Naamé : Joumblatt et le Parlement s’engagent à fermer la décharge dans un an

La route de la décharge restait fermée, hier, et les manifestants doivent rendre leur décision publique aujourd'hui. Mais au-delà de la crise actuelle, quelles perspectives ?

Réunion des commissions de l'Environnement et des Travaux publics, hier, portant sur la décharge de Naamé. Photo Nasser Traboulsi

La journée d'hier, contrairement à celle qui l'a précédée, a été marquée par deux déclarations politiques importantes concernant la décharge de Naamé, dont les habitants ferment l'accès depuis le 17 janvier. D'une part, le député Walid Joumblatt, chef du Front de lutte nationale (principalement les députés du Chouf et de Aley), s'est « personnellement engagé », ainsi que son bloc, à la fermeture de la décharge le 17 janvier 2015, au jour de la fin du contrat, sans aucune prorogation supplémentaire. Faisant écho à cette déclaration, une décision similaire a été prise à l'issue d'une réunion conjointe entre les commissions parlementaires de l'Environnement et des Travaux publics.

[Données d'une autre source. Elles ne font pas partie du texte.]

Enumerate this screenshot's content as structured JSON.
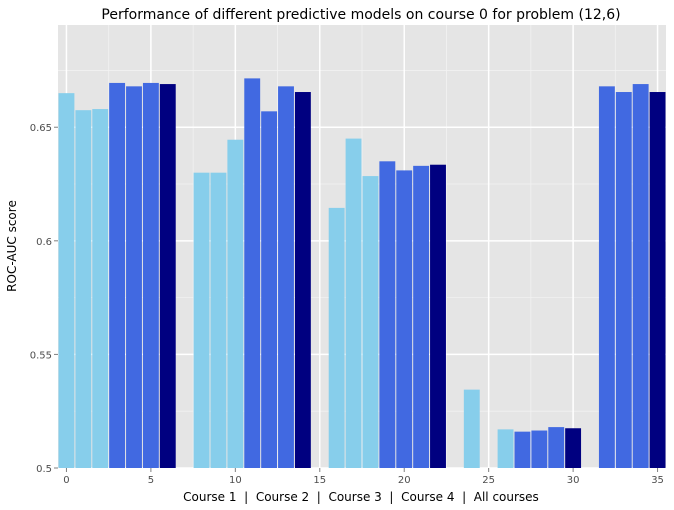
{
  "chart_data": {
    "type": "bar",
    "title": "Performance of different predictive models on course 0 for problem (12,6)",
    "xlabel": "Course 1  |  Course 2  |  Course 3  |  Course 4  |  All courses",
    "ylabel": "ROC-AUC score",
    "xlim": [
      -0.5,
      35.5
    ],
    "ylim": [
      0.5,
      0.695
    ],
    "xticks": [
      0,
      5,
      10,
      15,
      20,
      25,
      30,
      35
    ],
    "xtick_labels": [
      "0",
      "5",
      "10",
      "15",
      "20",
      "25",
      "30",
      "35"
    ],
    "yticks": [
      0.5,
      0.55,
      0.6,
      0.65
    ],
    "ytick_labels": [
      "0.5",
      "0.55",
      "0.6",
      "0.65"
    ],
    "grid": true,
    "colors": {
      "panel": "#e5e5e5",
      "grid_major": "#ffffff",
      "grid_minor": "#f2f2f2",
      "light": "#87ceeb",
      "mid": "#4169e1",
      "dark": "#000080"
    },
    "bars": [
      {
        "x": 0,
        "value": 0.665,
        "color": "light"
      },
      {
        "x": 1,
        "value": 0.6575,
        "color": "light"
      },
      {
        "x": 2,
        "value": 0.658,
        "color": "light"
      },
      {
        "x": 3,
        "value": 0.6695,
        "color": "mid"
      },
      {
        "x": 4,
        "value": 0.668,
        "color": "mid"
      },
      {
        "x": 5,
        "value": 0.6695,
        "color": "mid"
      },
      {
        "x": 6,
        "value": 0.669,
        "color": "dark"
      },
      {
        "x": 8,
        "value": 0.63,
        "color": "light"
      },
      {
        "x": 9,
        "value": 0.63,
        "color": "light"
      },
      {
        "x": 10,
        "value": 0.6445,
        "color": "light"
      },
      {
        "x": 11,
        "value": 0.6715,
        "color": "mid"
      },
      {
        "x": 12,
        "value": 0.657,
        "color": "mid"
      },
      {
        "x": 13,
        "value": 0.668,
        "color": "mid"
      },
      {
        "x": 14,
        "value": 0.6655,
        "color": "dark"
      },
      {
        "x": 16,
        "value": 0.6145,
        "color": "light"
      },
      {
        "x": 17,
        "value": 0.645,
        "color": "light"
      },
      {
        "x": 18,
        "value": 0.6285,
        "color": "light"
      },
      {
        "x": 19,
        "value": 0.635,
        "color": "mid"
      },
      {
        "x": 20,
        "value": 0.631,
        "color": "mid"
      },
      {
        "x": 21,
        "value": 0.633,
        "color": "mid"
      },
      {
        "x": 22,
        "value": 0.6335,
        "color": "dark"
      },
      {
        "x": 24,
        "value": 0.5345,
        "color": "light"
      },
      {
        "x": 26,
        "value": 0.517,
        "color": "light"
      },
      {
        "x": 27,
        "value": 0.516,
        "color": "mid"
      },
      {
        "x": 28,
        "value": 0.5165,
        "color": "mid"
      },
      {
        "x": 29,
        "value": 0.518,
        "color": "mid"
      },
      {
        "x": 30,
        "value": 0.5175,
        "color": "dark"
      },
      {
        "x": 32,
        "value": 0.668,
        "color": "mid"
      },
      {
        "x": 33,
        "value": 0.6655,
        "color": "mid"
      },
      {
        "x": 34,
        "value": 0.669,
        "color": "mid"
      },
      {
        "x": 35,
        "value": 0.6655,
        "color": "dark"
      }
    ]
  }
}
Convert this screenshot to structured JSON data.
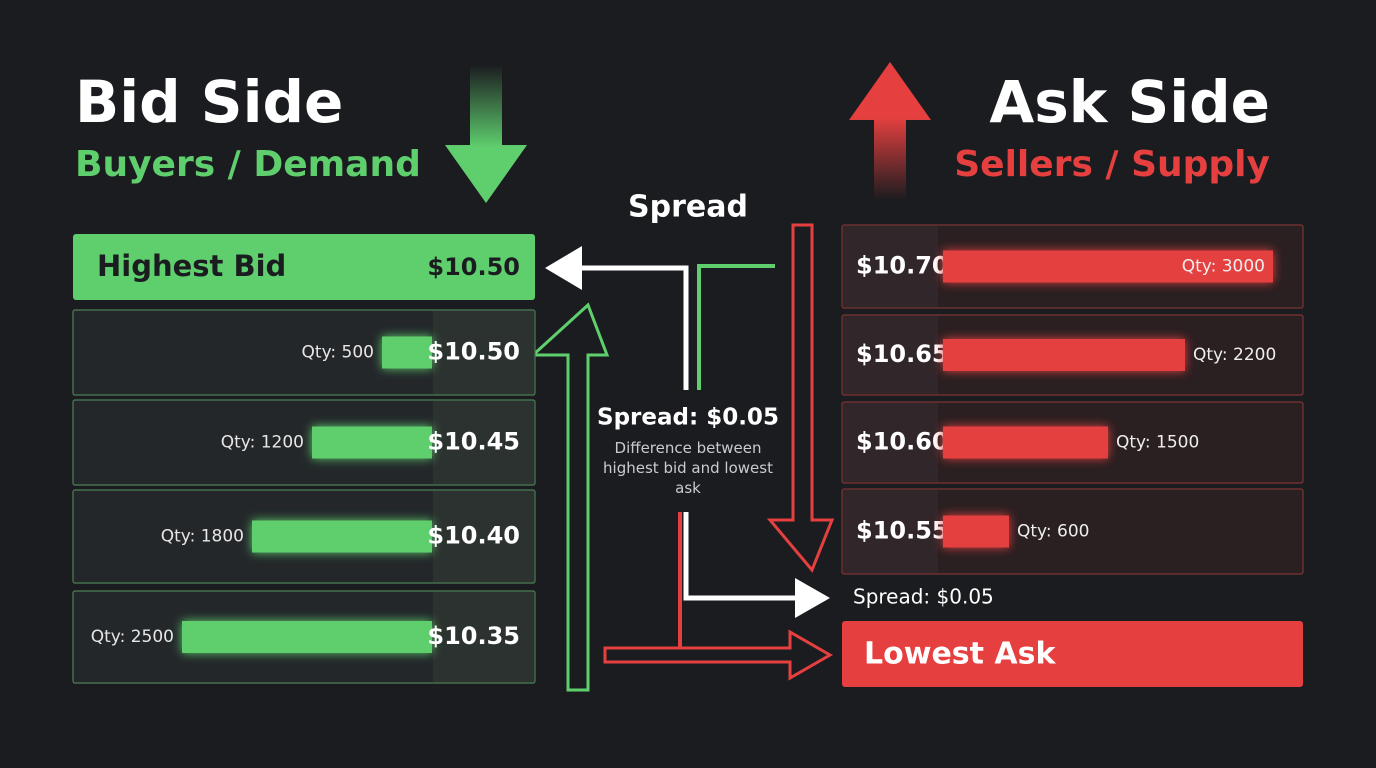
{
  "bid_side": {
    "title": "Bid Side",
    "subtitle": "Buyers / Demand",
    "highest_bid": {
      "label": "Highest Bid",
      "price": "$10.50"
    },
    "levels": [
      {
        "qty": {
          "value": 500,
          "label": "Qty: 500"
        },
        "price": "$10.50"
      },
      {
        "qty": {
          "value": 1200,
          "label": "Qty: 1200"
        },
        "price": "$10.45"
      },
      {
        "qty": {
          "value": 1800,
          "label": "Qty: 1800"
        },
        "price": "$10.40"
      },
      {
        "qty": {
          "value": 2500,
          "label": "Qty: 2500"
        },
        "price": "$10.35"
      }
    ]
  },
  "ask_side": {
    "title": "Ask Side",
    "subtitle": "Sellers / Supply",
    "levels": [
      {
        "price": "$10.70",
        "qty": {
          "value": 3000,
          "label": "Qty: 3000"
        }
      },
      {
        "price": "$10.65",
        "qty": {
          "value": 2200,
          "label": "Qty: 2200"
        }
      },
      {
        "price": "$10.60",
        "qty": {
          "value": 1500,
          "label": "Qty: 1500"
        }
      },
      {
        "price": "$10.55",
        "qty": {
          "value": 600,
          "label": "Qty: 600"
        }
      }
    ],
    "spread_label": "Spread: $0.05",
    "lowest_ask": {
      "label": "Lowest Ask"
    }
  },
  "spread": {
    "title": "Spread",
    "label": "Spread: $0.05",
    "description": "Difference between highest bid and lowest ask"
  }
}
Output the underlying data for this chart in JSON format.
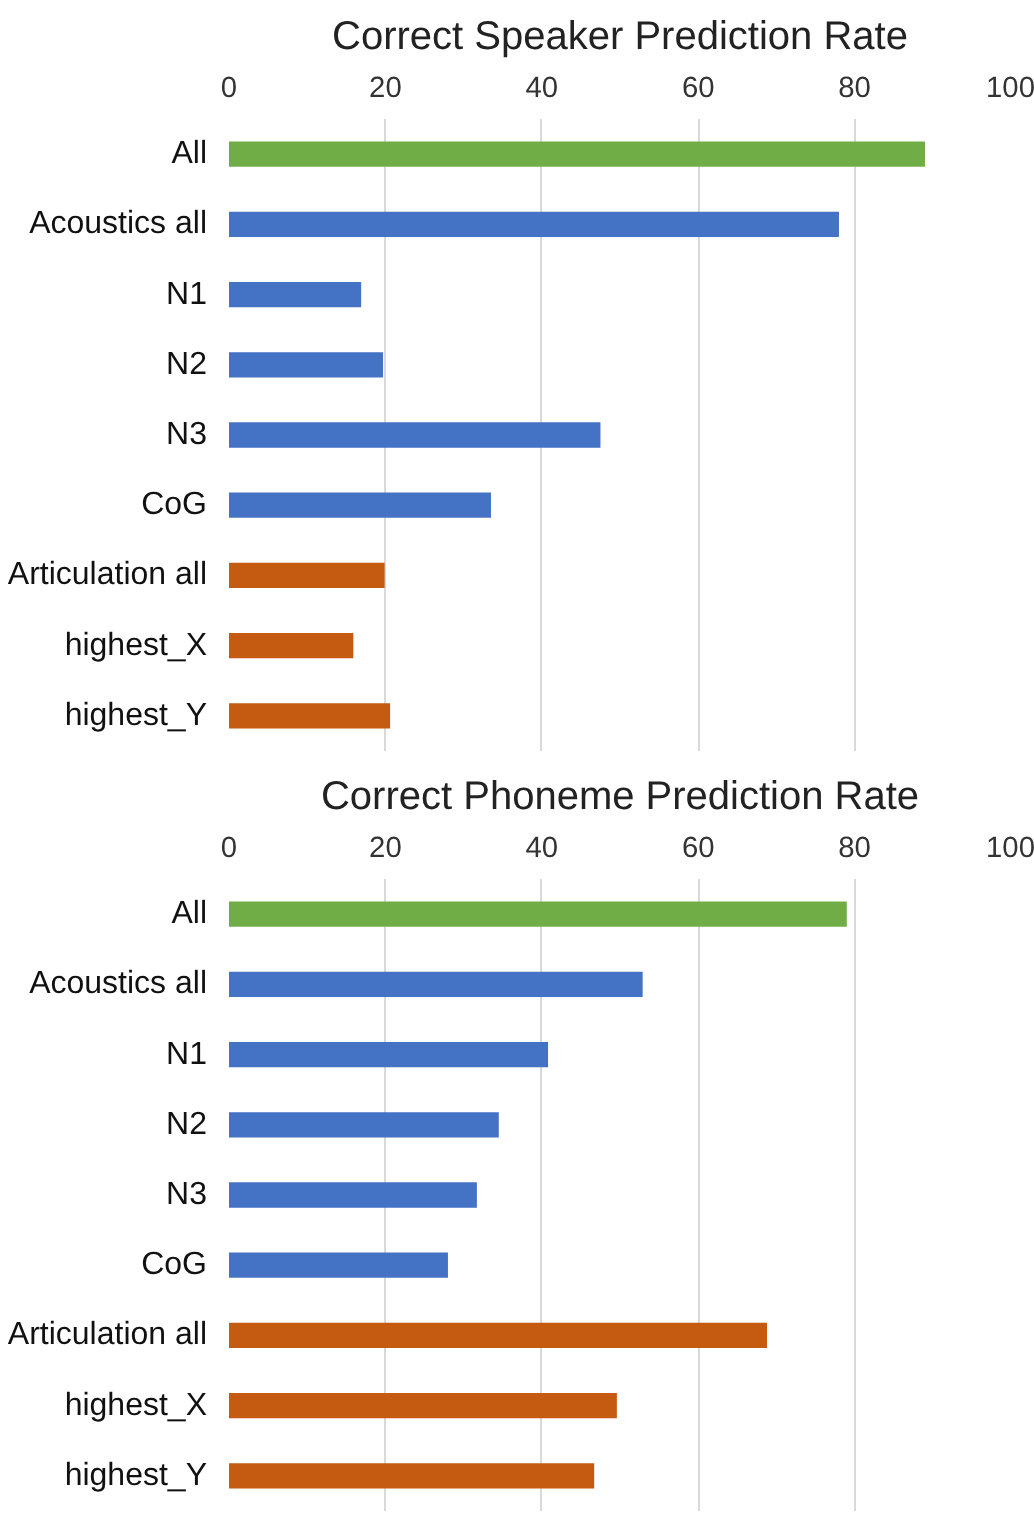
{
  "chart_data": [
    {
      "type": "bar",
      "orientation": "horizontal",
      "title": "Correct Speaker Prediction Rate",
      "categories": [
        "All",
        "Acoustics all",
        "N1",
        "N2",
        "N3",
        "CoG",
        "Articulation all",
        "highest_X",
        "highest_Y"
      ],
      "values": [
        89.0,
        78.0,
        16.9,
        19.7,
        47.5,
        33.5,
        19.9,
        15.9,
        20.6
      ],
      "colors": [
        "#70ad47",
        "#4472c4",
        "#4472c4",
        "#4472c4",
        "#4472c4",
        "#4472c4",
        "#c55a11",
        "#c55a11",
        "#c55a11"
      ],
      "xlim": [
        0,
        100
      ],
      "xticks": [
        0,
        20,
        40,
        60,
        80,
        100
      ],
      "grid": "x"
    },
    {
      "type": "bar",
      "orientation": "horizontal",
      "title": "Correct Phoneme Prediction Rate",
      "categories": [
        "All",
        "Acoustics all",
        "N1",
        "N2",
        "N3",
        "CoG",
        "Articulation all",
        "highest_X",
        "highest_Y"
      ],
      "values": [
        79.0,
        52.9,
        40.8,
        34.5,
        31.7,
        28.0,
        68.8,
        49.6,
        46.7
      ],
      "colors": [
        "#70ad47",
        "#4472c4",
        "#4472c4",
        "#4472c4",
        "#4472c4",
        "#4472c4",
        "#c55a11",
        "#c55a11",
        "#c55a11"
      ],
      "xlim": [
        0,
        100
      ],
      "xticks": [
        0,
        20,
        40,
        60,
        80,
        100
      ],
      "grid": "x"
    }
  ]
}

À la lumière de ces développements, les manifestants de la Campagne pour la fermeture de la décharge de Naamé se sont réunis hier avec leurs alliés écologistes, et leur réunion devait se prolonger très tard dans la nuit. À l'heure de mettre sous presse, la route de la décharge restait fermée. Raghida Halabi, responsable de communication de la campagne, a indiqué à L'Orient-Le Jour que « les manifestants prennent leur temps pour prendre la bonne décision en collaboration avec les écologistes ».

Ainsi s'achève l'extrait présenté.